Nearly 500 dentists in four states billed Medicaid almost $175 million for potentially fake, unneeded or shoddy work on kids in 2012, a government watchdog reported Monday.
Investigators most recently caught 335 California dentists who sent $117.5 million of questionable bills to Medicaid, the Department of Health and Human Services inspector general reported. The watchdog caught another 151 dentists in New York, Louisiana and Indiana over the last year, who billed Medicaid $56.1 million in 2012.
“In recent years, a number of dental providers and chains have been prosecuted for providing unnecessary dental procedures to children with Medicaid and causing harm in the process,” the report said. “A concentration of providers with questionable billing in chains raises concerns that these chains may be encouraging their providers to perform unnecessary procedures to increase profits.
The 335 providers, which make up 8 percent of all California dentists, served more than one-third of all the Medicaid children investigators reviewed.
Also, 229 of the California dentists performed at least 76 total services for children on average per day – more than triple the state average of 24. In fact, one dentist averaged more than 500 services per day, while another averaged 862, investigators reported.
Services include work such as cleanings, taking x-rays or filling a cavity.
One dentist provided more than 1,000 services per day on 97 different days.
“One day, he provided 1,658 services,” the report said. “If this dentist spent only five minutes performing each service, it would have taken over 138 hours to complete all of these services.”
Another dentist “provided 33 services to a 4-year-old child during a single visit,” the report said. “These services included 13 stainless steel crowns” and 11 [baby root canals].”

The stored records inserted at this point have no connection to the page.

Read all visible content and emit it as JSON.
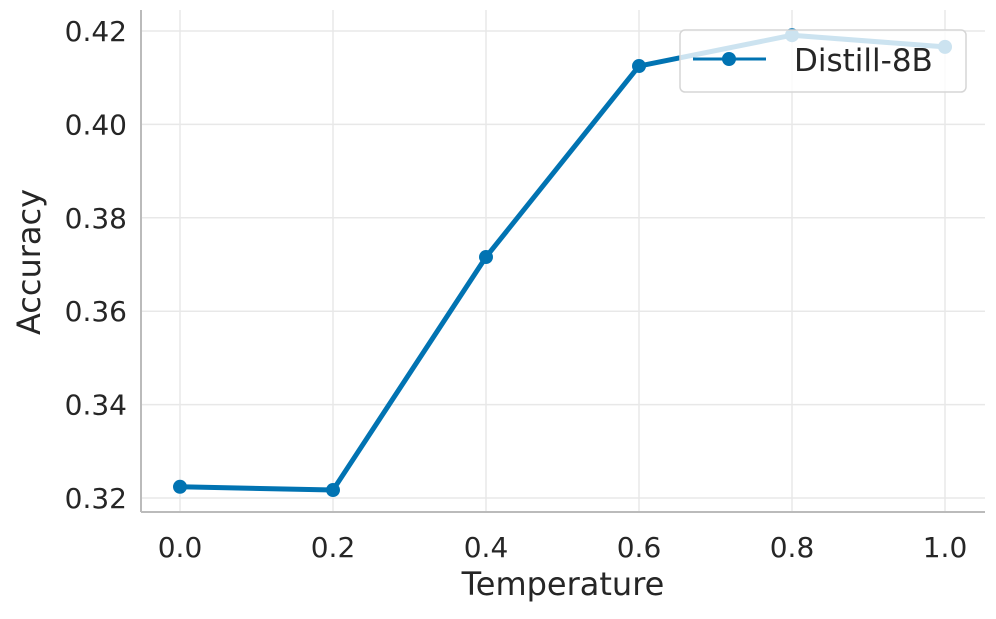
{
  "chart_data": {
    "type": "line",
    "title": "",
    "xlabel": "Temperature",
    "ylabel": "Accuracy",
    "x": [
      0.0,
      0.2,
      0.4,
      0.6,
      0.8,
      1.0
    ],
    "series": [
      {
        "name": "Distill-8B",
        "color": "#0173b2",
        "values": [
          0.3224,
          0.3217,
          0.3716,
          0.4125,
          0.4191,
          0.4166
        ]
      }
    ],
    "xticks": [
      "0.0",
      "0.2",
      "0.4",
      "0.6",
      "0.8",
      "1.0"
    ],
    "yticks": [
      "0.32",
      "0.34",
      "0.36",
      "0.38",
      "0.40",
      "0.42"
    ],
    "xlim": [
      -0.05,
      1.05
    ],
    "ylim": [
      0.317,
      0.4235
    ],
    "grid": true,
    "legend_position": "top-right"
  }
}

Nearly 130 dentists also provided a high number of specific services. Investigators reported that 108 dentists gave stainless steel crowns to at least 18 percent of their pediatric patients – more than triple the average proportion – for example.
Another nine dentists gave at least 15 baby root canals in a single visit to 15 different kids aged between 3 and 5 years old. Children that young have only 20 teeth, according to the Tennessee Department of Health.
“If these services were actually provided, it raises concerns about quality of care and whether these children were harmed,” investigators said.
Further, seven dentists pulled teeth from eight out of ten children they served, while one extracted at least one tooth from 98 percent of his pediatric patients, the inspector general reported.
Investigators noted that 12 of the dentists had already been disciplined by California’s dental board for shoddy work. One dentist, for example, was put “on probation for five years for erroneously sedating, overdosing and failing to adequately monitor a 5-year-old child,” the report said.
Additionally, half of the 335 dentists worked for dentistry chains. Two of those chains “have been the subject of state and federal investigations,” the report said.
The report was the fourth in a series investigating questionable billing for pediatric dental services in 2012.
Previously, the inspector general found 29 New York dentists potentially defrauded Medicaid for $13.2 million.
Another report found 27 Louisiana dentists sent $12.4 million of questionable bills to Medicaid.
A third report found 95 Indiana dentists may have fraudulently billed Medicaid $30.5 million.
A large number of these dentists worked for only a few chain practices.
The inspector general will follow up and “will take action against these providers, as appropriate,” the report said.
Medicaid is the primary source of dental coverage for children in low-income families and provides dental care for around 37 million kids.